A massive and mysterious die-off of saigas, a Central Asian antelope, this past spring has caused consternation among scientists. Saiga are scattered across five distinct ranges from Russia to Mongolia. The largest population, called Bet-pak-dala existed in Kazakhstan. It now appears that at least 211,000 of these animals died in the month of May alone, an astonishing 88% of the Bet-pak-dala herd and over half of the species.
Richard Kock, of the Royal Veterinary College in London, stated “this is really not biologically normal.” No sh-t, Sherlock!
The New York Times reported that, at a recent scientific meeting in Tashkent, Uzbekistan, Kock and his colleagues said they had narrowed down the possible culprits. Care to guess what evil-doers made the list?
“Climate change and stormy weather, they said, may have transformed harmless bacteria carried by the antelopes… into lethal pathogens.” Oh, come on! “It’s not going to be something the species can survive,” Kock said. “If there are weather triggers that are broad enough, you could actually have extinction in one year.” Of course any species, including ourselves, could become extinct in one year, but not because of man-caused global warming or “stormy weather.” We could be obliterated by the sudden swelling of the sun or collision with a massive asteroid or possibly even an all-out thermonuclear war of our own making.

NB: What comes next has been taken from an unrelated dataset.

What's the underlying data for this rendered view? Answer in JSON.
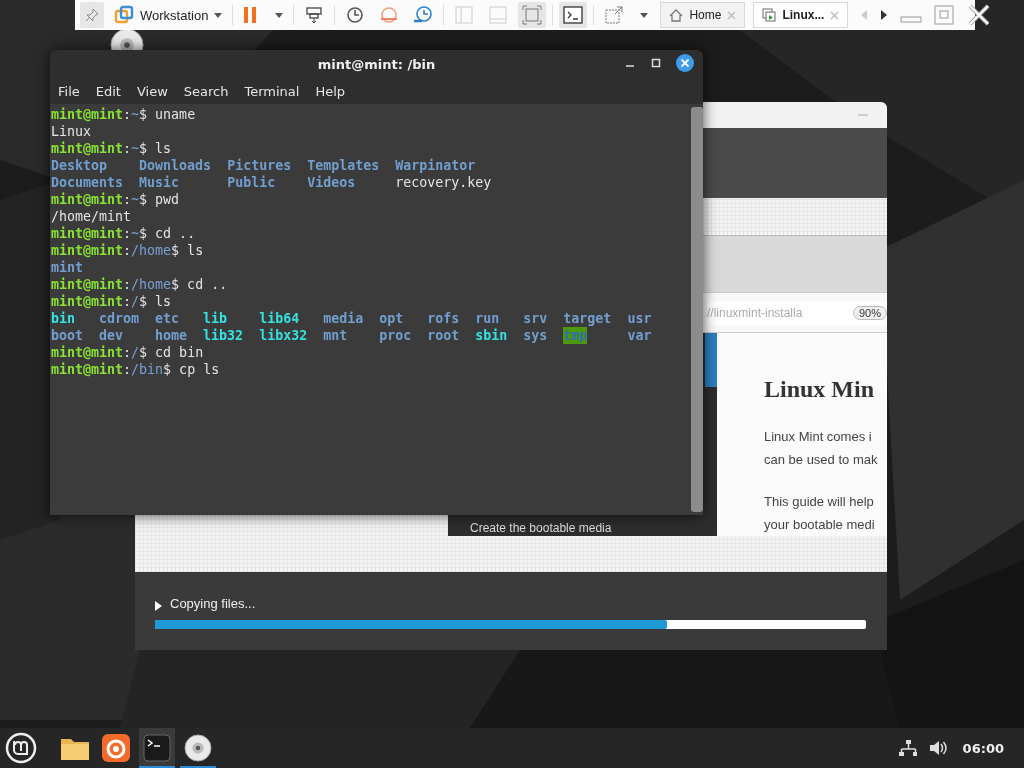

Global warming, if and when it exists, is an ‘evolutionary process,’ not an ‘event killer.’ We’ve supposedly experienced many decades of warming without any mass saiga die-offs, but suddenly, inside of one month, over half the population keels over because of it?
We’ve examined inestimable types of bacteria under microscopes, isolated them, watched them, prodded them, and subjected them to innumerable changes in environment.

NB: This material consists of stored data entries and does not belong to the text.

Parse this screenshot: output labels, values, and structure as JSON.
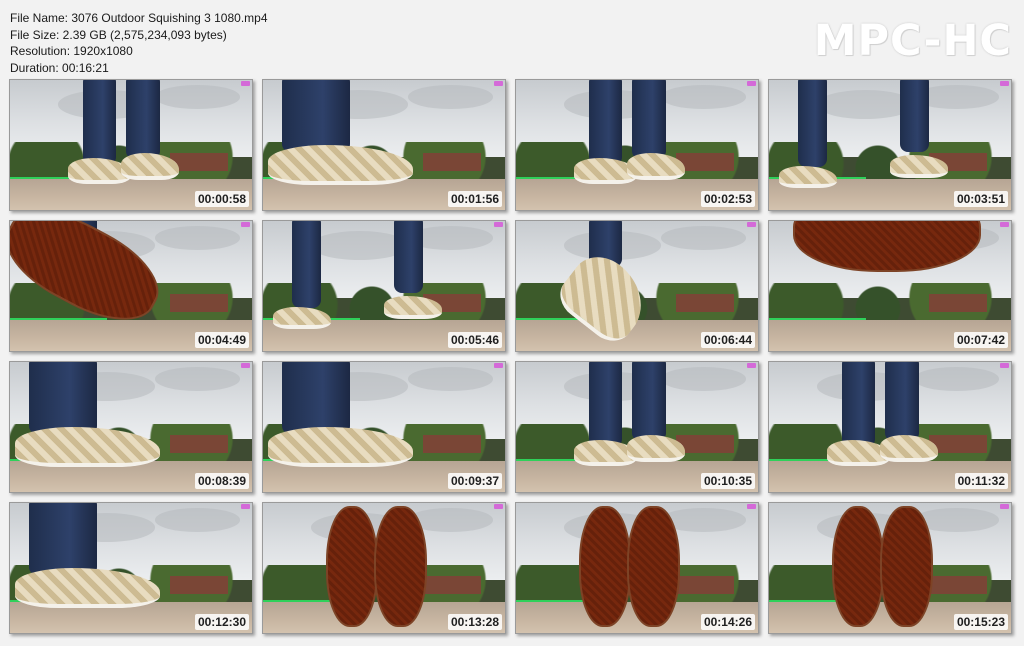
{
  "info": {
    "file_name": "File Name: 3076 Outdoor Squishing 3 1080.mp4",
    "file_size": "File Size: 2.39 GB (2,575,234,093 bytes)",
    "resolution": "Resolution: 1920x1080",
    "duration": "Duration: 00:16:21"
  },
  "logo": "MPC-HC",
  "thumbnails": [
    {
      "time": "00:00:58",
      "scene": "legs-standing"
    },
    {
      "time": "00:01:56",
      "scene": "shoe-side"
    },
    {
      "time": "00:02:53",
      "scene": "legs-standing"
    },
    {
      "time": "00:03:51",
      "scene": "legs-walking"
    },
    {
      "time": "00:04:49",
      "scene": "sole-left"
    },
    {
      "time": "00:05:46",
      "scene": "legs-walking"
    },
    {
      "time": "00:06:44",
      "scene": "shoe-tilted"
    },
    {
      "time": "00:07:42",
      "scene": "sole-top"
    },
    {
      "time": "00:08:39",
      "scene": "shoe-side"
    },
    {
      "time": "00:09:37",
      "scene": "shoe-side"
    },
    {
      "time": "00:10:35",
      "scene": "legs-standing"
    },
    {
      "time": "00:11:32",
      "scene": "legs-standing"
    },
    {
      "time": "00:12:30",
      "scene": "shoe-side"
    },
    {
      "time": "00:13:28",
      "scene": "soles-pair"
    },
    {
      "time": "00:14:26",
      "scene": "soles-pair"
    },
    {
      "time": "00:15:23",
      "scene": "soles-pair"
    }
  ]
}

There is no way that because any given year- or decade- may have had more days over 90 degrees than the average, or that the average temperature was 79 degrees instead of 72 degrees, that bacteria in one species of antelope suddenly went from being ‘harmless’ to becoming pathogenic killers that wiped out over half that species in less than 30 days.
Scientists, heard of the Dust Bowl years of the 1930’s in the U.S.? Remember any massive one month die-offs?
Well, this theory of yours is just blowin’ in the wind, logical minds letting it fly away like Kansas topsoil.
Give us a break. Scientists were once looked up to and respected. If they keep attempting to pin every single event, observation, extinction, disease, economic downturn, volcanic eruption, case of venereal disease, and instance of Islamic terrorism on global warming or climate change they risk having their profession soon ranked below used car salesman and congressman.